Эта душа, беспритязательная и покорная провиденью, на зло может отвечать только добром. Марк Аврелий не перестает проповедовать кроткое благожелательное отношение к людям вообще, в том числе и к врагам. «Люби человеческий род. Следуй богу» (7, 31). Даже ненавидящие тебя – по природе твои друзья (9, 26). Гнев, обезображивающий черты человеческого лица, искажает и наш духовный облик, дополняя те мотивы, которые хотел дать человеку для борьбы с гневливостью Сенека в «
Вот новые слова и новые чувства. Идеал любви и всепрощение – это не идеал ни античной религии, ни античной философии в ее классический период. У Артемиды не дрогнула рука, когда она поражала детей Ниобеи, ни у Аполлона, когда он сдирал кожу с Марсия. Среди кардинальных добродетелей Платона не отведено места кротости и доброте. Настроения, которые, по-видимому, были так знакомы Востоку, отголоски которых можно найти в древнем Китае, Индии, Иудее, странно чужды классической древности. Они высказывались чаще на ее закате – в эпоху религиозного и морального синкретизма: здесь открывается великая заслуга римского стоицизма, как он запечатлелся в произведениях Сенеки, Музония, Эпиктета и как он повлиял на Марка Аврелия. В своем первоначальном виде нравственная доктрина стоиков заключала слишком много безжизненного ригоризма, при котором между чистой добродетелью и чистым пороком не существует никакой середины и все уклонения от добродетели равно важны. Беря пример, приводимый Цицероном, не значило ли это, что убить своего отца или зарезать петуха суть действия, подлежащие равному осуждению? С другой стороны, позднее из учения о безразличных вещах выработалась мелочная, чисто иезуитская казуистика. От них в одинаковой степени удален гуманный идеализм Марка Аврелия и его указанных предшественников. Как уже указывалось, этот идеализм вовсе не предполагал фальшивой идеализации человеческой природы. Лесть столь же недопустима, как гнев. Человек должен быть добр и терпелив с людьми, но от него нельзя требовать, чтобы он близко к ним подходил (5, 33).

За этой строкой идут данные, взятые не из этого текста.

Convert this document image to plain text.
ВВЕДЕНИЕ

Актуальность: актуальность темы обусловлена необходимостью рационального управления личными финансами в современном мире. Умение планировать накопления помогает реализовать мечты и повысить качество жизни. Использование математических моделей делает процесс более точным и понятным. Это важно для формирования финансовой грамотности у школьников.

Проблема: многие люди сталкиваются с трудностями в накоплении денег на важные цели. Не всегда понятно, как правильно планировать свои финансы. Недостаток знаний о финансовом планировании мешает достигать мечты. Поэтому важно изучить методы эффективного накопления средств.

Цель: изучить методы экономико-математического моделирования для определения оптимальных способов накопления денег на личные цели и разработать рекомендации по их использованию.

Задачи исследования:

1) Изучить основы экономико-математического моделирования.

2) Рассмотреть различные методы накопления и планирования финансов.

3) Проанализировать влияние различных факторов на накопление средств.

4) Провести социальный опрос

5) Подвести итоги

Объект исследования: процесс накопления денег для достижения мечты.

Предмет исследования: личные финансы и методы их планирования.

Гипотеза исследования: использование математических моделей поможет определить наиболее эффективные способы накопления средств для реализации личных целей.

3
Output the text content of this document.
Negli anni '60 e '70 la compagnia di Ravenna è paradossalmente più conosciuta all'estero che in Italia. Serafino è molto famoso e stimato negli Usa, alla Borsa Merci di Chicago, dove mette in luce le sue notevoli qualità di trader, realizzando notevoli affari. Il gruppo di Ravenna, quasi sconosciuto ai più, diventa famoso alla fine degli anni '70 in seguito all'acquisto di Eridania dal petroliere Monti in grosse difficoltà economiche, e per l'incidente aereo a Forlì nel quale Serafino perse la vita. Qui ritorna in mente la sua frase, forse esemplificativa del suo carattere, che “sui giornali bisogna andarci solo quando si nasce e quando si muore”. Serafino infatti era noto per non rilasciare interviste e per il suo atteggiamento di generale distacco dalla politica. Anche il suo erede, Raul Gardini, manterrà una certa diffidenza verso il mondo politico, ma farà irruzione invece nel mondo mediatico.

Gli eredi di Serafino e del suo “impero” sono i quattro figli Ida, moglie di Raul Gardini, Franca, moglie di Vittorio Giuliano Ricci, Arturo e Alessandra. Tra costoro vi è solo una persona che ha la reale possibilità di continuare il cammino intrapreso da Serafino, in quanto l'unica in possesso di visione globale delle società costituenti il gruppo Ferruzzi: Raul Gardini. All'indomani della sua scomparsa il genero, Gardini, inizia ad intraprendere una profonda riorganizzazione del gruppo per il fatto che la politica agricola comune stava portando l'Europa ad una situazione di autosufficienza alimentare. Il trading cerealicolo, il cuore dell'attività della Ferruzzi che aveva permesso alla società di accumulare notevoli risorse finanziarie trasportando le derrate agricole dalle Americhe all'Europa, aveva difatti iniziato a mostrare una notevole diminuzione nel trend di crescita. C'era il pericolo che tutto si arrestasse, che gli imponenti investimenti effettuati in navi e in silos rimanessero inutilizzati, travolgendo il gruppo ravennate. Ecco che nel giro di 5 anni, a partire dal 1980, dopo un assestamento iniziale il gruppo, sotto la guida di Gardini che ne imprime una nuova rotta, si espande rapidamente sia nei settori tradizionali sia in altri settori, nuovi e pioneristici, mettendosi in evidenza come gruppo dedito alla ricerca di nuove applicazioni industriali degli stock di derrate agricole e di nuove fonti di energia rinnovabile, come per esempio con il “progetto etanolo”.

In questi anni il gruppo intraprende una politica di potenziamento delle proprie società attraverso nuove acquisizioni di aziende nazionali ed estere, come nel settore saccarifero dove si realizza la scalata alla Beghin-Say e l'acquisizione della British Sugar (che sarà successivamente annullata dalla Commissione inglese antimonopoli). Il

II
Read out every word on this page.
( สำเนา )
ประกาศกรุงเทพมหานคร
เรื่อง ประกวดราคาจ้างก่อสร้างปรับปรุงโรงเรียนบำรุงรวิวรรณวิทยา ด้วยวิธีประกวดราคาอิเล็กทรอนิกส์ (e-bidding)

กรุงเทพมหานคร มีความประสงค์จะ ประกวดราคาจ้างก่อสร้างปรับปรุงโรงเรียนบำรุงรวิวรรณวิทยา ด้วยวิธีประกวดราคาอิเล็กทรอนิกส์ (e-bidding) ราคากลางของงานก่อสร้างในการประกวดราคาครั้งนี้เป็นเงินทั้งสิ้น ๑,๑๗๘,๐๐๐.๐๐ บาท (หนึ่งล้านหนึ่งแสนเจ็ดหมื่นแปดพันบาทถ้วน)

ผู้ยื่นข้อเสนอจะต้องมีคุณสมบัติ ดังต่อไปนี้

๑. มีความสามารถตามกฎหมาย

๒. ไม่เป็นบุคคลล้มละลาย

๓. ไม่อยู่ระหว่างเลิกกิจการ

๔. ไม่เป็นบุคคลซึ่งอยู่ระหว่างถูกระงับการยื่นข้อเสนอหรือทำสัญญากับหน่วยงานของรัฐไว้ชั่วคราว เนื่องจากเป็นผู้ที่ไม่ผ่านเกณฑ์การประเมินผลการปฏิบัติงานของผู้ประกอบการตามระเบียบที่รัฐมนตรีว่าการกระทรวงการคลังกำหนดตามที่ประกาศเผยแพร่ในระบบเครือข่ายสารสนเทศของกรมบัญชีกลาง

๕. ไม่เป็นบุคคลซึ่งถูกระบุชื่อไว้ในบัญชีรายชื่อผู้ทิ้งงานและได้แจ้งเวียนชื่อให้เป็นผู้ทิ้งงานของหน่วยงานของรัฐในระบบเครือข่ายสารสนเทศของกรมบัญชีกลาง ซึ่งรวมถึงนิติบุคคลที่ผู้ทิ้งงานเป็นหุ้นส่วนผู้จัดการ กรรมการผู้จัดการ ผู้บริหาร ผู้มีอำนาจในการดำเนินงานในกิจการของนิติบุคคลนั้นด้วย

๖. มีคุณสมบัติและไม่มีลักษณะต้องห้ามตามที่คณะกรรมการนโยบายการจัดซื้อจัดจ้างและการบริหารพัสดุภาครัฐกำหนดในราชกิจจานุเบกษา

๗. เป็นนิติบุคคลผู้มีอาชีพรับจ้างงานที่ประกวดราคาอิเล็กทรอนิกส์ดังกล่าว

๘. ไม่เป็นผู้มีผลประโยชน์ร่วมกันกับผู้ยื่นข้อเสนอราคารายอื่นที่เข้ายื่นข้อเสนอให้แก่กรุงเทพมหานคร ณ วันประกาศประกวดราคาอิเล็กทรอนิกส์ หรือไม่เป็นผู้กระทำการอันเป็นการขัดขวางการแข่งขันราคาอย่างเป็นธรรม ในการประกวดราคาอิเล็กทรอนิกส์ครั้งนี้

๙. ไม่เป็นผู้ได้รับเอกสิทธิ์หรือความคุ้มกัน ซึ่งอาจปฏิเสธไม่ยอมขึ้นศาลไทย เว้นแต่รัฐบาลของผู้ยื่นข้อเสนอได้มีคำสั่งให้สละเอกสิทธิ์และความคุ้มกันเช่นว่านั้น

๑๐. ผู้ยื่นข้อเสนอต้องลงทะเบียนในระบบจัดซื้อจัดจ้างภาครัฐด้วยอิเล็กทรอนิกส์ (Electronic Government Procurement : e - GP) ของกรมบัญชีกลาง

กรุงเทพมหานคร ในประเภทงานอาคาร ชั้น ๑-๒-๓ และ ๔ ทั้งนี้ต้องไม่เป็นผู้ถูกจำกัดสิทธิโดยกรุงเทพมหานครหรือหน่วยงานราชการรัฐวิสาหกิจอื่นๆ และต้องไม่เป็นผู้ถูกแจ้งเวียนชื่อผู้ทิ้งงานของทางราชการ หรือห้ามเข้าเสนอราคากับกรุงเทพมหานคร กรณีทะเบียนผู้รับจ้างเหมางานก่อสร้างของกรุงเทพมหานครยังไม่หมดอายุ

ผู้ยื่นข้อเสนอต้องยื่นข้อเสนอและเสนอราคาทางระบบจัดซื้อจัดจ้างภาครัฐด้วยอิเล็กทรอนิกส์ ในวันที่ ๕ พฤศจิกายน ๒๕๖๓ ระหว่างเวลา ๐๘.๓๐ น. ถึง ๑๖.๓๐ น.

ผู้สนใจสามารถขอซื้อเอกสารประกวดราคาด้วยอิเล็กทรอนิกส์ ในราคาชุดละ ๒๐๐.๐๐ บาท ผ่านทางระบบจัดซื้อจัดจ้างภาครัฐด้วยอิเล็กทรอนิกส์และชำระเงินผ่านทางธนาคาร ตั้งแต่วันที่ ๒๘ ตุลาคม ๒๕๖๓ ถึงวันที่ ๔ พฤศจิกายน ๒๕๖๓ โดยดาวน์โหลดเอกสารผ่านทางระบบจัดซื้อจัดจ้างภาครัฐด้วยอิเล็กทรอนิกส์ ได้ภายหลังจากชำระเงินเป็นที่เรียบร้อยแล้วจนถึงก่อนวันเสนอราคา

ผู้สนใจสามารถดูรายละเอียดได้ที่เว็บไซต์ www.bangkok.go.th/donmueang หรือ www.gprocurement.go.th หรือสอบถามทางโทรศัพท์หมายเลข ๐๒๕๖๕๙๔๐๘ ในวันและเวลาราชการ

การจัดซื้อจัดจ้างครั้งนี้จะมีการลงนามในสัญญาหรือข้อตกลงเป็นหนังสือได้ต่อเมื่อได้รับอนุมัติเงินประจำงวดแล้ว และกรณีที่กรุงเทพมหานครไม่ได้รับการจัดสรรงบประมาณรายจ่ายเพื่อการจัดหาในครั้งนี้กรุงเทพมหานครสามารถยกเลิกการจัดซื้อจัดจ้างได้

Было бы, однако, ошибочно думать, что этика «Размышлений» чисто пассивна, что она требует от людей только покорности и терпения. Сама кратковременность жизни есть призыв человека к работе (3, 1); добро, как и зло, добродетель, как и порок, – не в претерпевании, а в деятельности (9, 16), да и самое воздержание от действия в иных обстоятельствах обнаруживает порочность (9, 5).
Столь добросовестный в исполнении своих жизненных обязанностей, Марк Аврелий отнюдь не склонен освободить от них человека под предлогом, что он достиг полного философского понимания. Ему вполне чужда идея мистической аристократии духа, которую мы так часто встречаем в истории религии и которая так свойственна была неоплатонизму. Личное положение императора слишком научило его видеть в человеке «политическое животное», выражаясь словами Аристотеля, в его морали много отведено социальным обязанностям; в этом он идет дальше и Сенеки и Эпиктета. Благо отдельного человека не может расходиться с благом общества: «…пока не терпит вреда государство, не терплю его и я» (5, 22), как, с другой стороны, неполезное улью не может быть полезно пчелам (6, 54).
Муж, гражданин, римлянин, император должен стоять на посту, ожидая звука трубы, который призовет его из жизни (3, 5). Но эти социальные обязанности не ограничиваются стенами родного города, они охватывают все человечество и превращаются в часть отношения человека к миру. Римский император в своем универсализме не разошелся с фригийским рабом. Если Аристофан заставляет актера говорить: «О возлюбленный город Кекропса», то еще правильнее будет сказать: «О возлюбленный город Зевса» (4, 23). Человек есть гражданин высшего града, относительно которого остальные государства как бы отдельные дома (3, 11). Этот высший град стоиков, с которыми люди связаны в силу естественного закона, более основного, чем случайные распорядки исторического государства, и в то же время закона божественного, подготовляет образ августиновского града Божия. Но своеобразие нравственно-политического учения Марка Аврелия заключается в том, что космополитизм не устраняет текущих гражданских обязанностей и не разлагает государственной дисциплины.